Unicode is an industry standard for representing text in many languages. Before unicode, ASCII was typically used to encode text into bits.

Encodings

What is encoding and why do we need it? Abstract concepts like characters need to be translated to real-world, physical things. For text, this means mapping characters to a bits. While this is arbitrary, it’s consistent and standards exist. This is what allows programs to write text files that can be read by another program.

A simple, ELI5 example:

A => 00, B => 01, etc.
ABBA => 00010100

Unicode

As the internet connected more peoples of the world, ASCII was insufficient to represent non-latin based languages. Unicode was an encoding that allowed for more than 128 characters (7-bit ASCII).

It’s designed to be extensible, so that new characters can be continue to be added to it. We’ve already seen this in action, with emojis becoming unicode characters.

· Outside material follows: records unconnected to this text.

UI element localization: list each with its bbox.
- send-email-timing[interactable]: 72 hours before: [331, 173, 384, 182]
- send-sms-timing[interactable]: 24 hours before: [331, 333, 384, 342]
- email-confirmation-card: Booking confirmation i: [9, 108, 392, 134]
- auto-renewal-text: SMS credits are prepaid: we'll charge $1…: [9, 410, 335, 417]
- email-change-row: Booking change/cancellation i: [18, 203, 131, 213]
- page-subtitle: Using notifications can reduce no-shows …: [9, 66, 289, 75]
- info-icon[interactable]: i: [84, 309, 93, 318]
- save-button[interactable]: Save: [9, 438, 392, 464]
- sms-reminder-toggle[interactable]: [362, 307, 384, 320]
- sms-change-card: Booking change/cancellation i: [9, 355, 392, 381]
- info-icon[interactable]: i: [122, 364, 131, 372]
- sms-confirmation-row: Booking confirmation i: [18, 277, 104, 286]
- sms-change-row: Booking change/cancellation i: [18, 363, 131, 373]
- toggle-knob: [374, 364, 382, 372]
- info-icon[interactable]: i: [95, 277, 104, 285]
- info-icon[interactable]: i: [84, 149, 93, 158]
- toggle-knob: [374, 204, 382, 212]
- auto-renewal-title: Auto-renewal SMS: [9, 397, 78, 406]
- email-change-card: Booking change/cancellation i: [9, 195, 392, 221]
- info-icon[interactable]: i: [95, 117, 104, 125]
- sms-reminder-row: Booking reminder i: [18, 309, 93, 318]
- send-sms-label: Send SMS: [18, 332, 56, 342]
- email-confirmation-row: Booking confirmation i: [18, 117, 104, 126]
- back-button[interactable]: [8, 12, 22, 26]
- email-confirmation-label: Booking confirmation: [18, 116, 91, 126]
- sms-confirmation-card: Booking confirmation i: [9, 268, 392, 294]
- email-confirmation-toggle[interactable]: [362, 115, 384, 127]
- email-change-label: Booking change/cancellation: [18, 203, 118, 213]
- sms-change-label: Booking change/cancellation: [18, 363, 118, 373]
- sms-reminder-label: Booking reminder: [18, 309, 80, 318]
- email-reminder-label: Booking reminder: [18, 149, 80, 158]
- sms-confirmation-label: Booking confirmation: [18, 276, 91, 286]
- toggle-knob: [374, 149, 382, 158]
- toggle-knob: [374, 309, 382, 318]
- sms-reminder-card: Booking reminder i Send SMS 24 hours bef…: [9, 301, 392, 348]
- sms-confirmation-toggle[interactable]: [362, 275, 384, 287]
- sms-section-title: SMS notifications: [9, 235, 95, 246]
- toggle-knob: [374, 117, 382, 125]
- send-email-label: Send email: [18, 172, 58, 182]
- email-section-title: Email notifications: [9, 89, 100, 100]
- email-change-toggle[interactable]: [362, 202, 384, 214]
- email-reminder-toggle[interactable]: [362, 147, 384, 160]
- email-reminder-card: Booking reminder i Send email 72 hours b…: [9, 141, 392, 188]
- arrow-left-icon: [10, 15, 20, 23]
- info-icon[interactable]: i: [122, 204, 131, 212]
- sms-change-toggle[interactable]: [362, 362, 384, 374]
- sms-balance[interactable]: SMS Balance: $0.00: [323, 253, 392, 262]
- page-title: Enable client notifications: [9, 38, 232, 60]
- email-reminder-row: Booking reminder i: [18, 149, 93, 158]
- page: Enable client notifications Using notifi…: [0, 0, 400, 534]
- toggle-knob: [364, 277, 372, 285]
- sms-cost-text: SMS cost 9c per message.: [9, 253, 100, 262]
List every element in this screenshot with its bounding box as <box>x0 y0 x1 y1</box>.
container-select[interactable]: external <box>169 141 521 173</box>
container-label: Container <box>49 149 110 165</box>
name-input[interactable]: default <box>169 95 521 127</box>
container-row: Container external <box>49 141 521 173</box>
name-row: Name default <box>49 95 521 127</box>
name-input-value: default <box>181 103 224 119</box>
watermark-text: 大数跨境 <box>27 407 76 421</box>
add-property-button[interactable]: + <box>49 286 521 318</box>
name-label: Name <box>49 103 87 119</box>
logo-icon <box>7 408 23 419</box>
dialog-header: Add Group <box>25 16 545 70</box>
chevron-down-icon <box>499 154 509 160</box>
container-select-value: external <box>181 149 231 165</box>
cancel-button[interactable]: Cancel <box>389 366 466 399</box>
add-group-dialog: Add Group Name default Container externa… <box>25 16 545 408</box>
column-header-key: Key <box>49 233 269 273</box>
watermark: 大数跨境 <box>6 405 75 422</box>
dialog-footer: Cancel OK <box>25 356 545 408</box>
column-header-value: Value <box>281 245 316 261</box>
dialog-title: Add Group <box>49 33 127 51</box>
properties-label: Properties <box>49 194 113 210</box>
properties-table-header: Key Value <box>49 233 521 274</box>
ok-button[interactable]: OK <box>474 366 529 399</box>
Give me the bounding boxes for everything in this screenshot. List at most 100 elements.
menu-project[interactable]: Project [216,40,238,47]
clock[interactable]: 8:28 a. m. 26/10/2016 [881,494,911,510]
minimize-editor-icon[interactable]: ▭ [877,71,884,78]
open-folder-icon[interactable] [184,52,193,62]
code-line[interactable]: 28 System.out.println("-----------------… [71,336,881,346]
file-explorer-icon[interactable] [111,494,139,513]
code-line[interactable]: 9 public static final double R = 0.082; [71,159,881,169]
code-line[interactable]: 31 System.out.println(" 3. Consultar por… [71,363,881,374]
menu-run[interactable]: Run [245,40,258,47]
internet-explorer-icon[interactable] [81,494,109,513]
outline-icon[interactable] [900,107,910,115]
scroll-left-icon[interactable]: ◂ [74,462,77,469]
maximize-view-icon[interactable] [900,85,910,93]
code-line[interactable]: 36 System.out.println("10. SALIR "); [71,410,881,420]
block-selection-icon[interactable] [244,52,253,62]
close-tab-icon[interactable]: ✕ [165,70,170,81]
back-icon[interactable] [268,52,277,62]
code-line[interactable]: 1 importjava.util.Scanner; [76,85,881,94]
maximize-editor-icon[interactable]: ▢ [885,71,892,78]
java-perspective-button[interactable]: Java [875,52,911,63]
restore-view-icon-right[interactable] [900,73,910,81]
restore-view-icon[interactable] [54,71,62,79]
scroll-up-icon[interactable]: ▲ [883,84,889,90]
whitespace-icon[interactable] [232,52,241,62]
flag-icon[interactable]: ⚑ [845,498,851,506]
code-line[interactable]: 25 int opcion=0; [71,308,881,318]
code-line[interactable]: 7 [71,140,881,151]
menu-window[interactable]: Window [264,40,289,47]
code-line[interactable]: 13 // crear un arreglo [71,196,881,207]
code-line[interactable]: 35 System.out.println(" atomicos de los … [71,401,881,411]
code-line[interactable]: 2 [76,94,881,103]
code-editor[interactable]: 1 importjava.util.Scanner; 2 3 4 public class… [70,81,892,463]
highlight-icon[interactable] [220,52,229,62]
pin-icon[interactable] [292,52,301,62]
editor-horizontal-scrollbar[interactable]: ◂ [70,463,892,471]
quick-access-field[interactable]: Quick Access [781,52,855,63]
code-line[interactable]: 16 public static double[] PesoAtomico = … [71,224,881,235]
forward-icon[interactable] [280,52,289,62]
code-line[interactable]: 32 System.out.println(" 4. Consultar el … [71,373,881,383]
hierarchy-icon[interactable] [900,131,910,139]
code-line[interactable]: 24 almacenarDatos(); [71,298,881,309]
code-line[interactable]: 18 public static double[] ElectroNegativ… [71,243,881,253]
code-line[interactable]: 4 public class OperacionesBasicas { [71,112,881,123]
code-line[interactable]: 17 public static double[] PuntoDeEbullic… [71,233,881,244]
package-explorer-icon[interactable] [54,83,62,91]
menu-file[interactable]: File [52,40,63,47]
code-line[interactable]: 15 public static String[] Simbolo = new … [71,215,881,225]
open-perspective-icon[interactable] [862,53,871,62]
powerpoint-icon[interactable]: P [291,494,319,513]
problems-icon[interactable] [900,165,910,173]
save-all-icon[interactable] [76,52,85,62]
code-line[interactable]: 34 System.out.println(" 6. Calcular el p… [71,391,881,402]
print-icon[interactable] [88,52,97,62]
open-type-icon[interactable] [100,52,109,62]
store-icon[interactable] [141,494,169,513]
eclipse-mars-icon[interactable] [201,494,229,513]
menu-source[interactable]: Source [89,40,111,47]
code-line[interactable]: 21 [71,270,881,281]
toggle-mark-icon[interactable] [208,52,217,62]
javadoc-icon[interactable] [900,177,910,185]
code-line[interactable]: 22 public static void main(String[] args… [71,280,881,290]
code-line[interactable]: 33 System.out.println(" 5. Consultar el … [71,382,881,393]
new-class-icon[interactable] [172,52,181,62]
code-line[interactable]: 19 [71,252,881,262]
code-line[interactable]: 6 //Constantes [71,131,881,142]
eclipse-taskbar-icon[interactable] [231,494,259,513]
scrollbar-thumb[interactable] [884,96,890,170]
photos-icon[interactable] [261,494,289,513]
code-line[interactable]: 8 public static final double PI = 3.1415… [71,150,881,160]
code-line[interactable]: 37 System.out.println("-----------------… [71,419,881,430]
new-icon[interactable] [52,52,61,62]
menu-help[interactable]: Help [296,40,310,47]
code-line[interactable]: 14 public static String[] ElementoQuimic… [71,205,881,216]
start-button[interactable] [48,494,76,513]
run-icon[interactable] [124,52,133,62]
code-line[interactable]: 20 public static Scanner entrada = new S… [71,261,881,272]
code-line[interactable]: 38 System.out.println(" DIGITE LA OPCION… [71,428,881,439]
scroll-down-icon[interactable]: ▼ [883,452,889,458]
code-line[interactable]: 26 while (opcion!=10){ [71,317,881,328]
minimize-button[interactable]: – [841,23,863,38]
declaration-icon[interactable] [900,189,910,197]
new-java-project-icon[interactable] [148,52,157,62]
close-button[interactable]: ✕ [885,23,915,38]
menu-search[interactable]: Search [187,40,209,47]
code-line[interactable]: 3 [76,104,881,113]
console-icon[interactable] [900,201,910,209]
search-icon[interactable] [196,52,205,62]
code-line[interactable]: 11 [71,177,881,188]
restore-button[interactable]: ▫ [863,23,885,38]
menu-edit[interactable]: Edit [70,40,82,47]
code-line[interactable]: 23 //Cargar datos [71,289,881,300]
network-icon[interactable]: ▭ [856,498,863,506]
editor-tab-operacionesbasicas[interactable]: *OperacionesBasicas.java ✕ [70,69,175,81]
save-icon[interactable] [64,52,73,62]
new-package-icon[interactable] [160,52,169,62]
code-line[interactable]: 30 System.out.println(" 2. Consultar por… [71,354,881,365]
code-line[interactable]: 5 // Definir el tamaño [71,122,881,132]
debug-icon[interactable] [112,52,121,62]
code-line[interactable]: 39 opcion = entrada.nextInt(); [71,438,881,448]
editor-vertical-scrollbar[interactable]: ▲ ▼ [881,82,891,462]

Try explaining what that is to someone 27 years ago (1991) and why it deserves to be a character encoded into a universal character set.

UTF-8, UTF-16, UTF-32

These are the implementation of Unicode. This is important to remember, they are different implementations with trade-offs but all share the same end-goal of being able to encode unicode characters.

The number doesn’t denote any hierarchy or size limitations.

See this StackOverflow answer for more details.

UTF-8

UTF-8 uses 1-4 bytes and is variable width. It’s directly compatible with ASCII. A file containing only ASCII characters should (in theory) be encoded the same for both ASCII and UTF-8. Therefore it is also small and compact.

If you need to use non-ASCII characters, then UTF-8 might represent it in 2-4 bytes. Due to the backwards compatibility with ASCII, much of the lower bytes cannot be used, so more bytes will be used to represent characters.

This is the most common encoding, by far. It’s because the prevalence of latin-based languages (English) on the internet that allows optimizing for this case; the more unicode that is ASCII, the more efficient the UTF-8 is in size.

UTF-16

UTF-16 uses 2-4 bytes. By encoding a minimum of 2 bytes, it can represent 65k characters, which likely covers 99% of current languages in-use. If needed, additional bytes can e used.

Think of this as ASCII with a little bit more wiggle room than 128 characters.

This is the default encoding on Windows machines.

UTF-32

UTF-32 use 4 bytes and is fixed-width. This makes it easy to do string manipulation.

The disadvantage is that every character is exactly 4 bytes and text is bloated.

This is seldom used.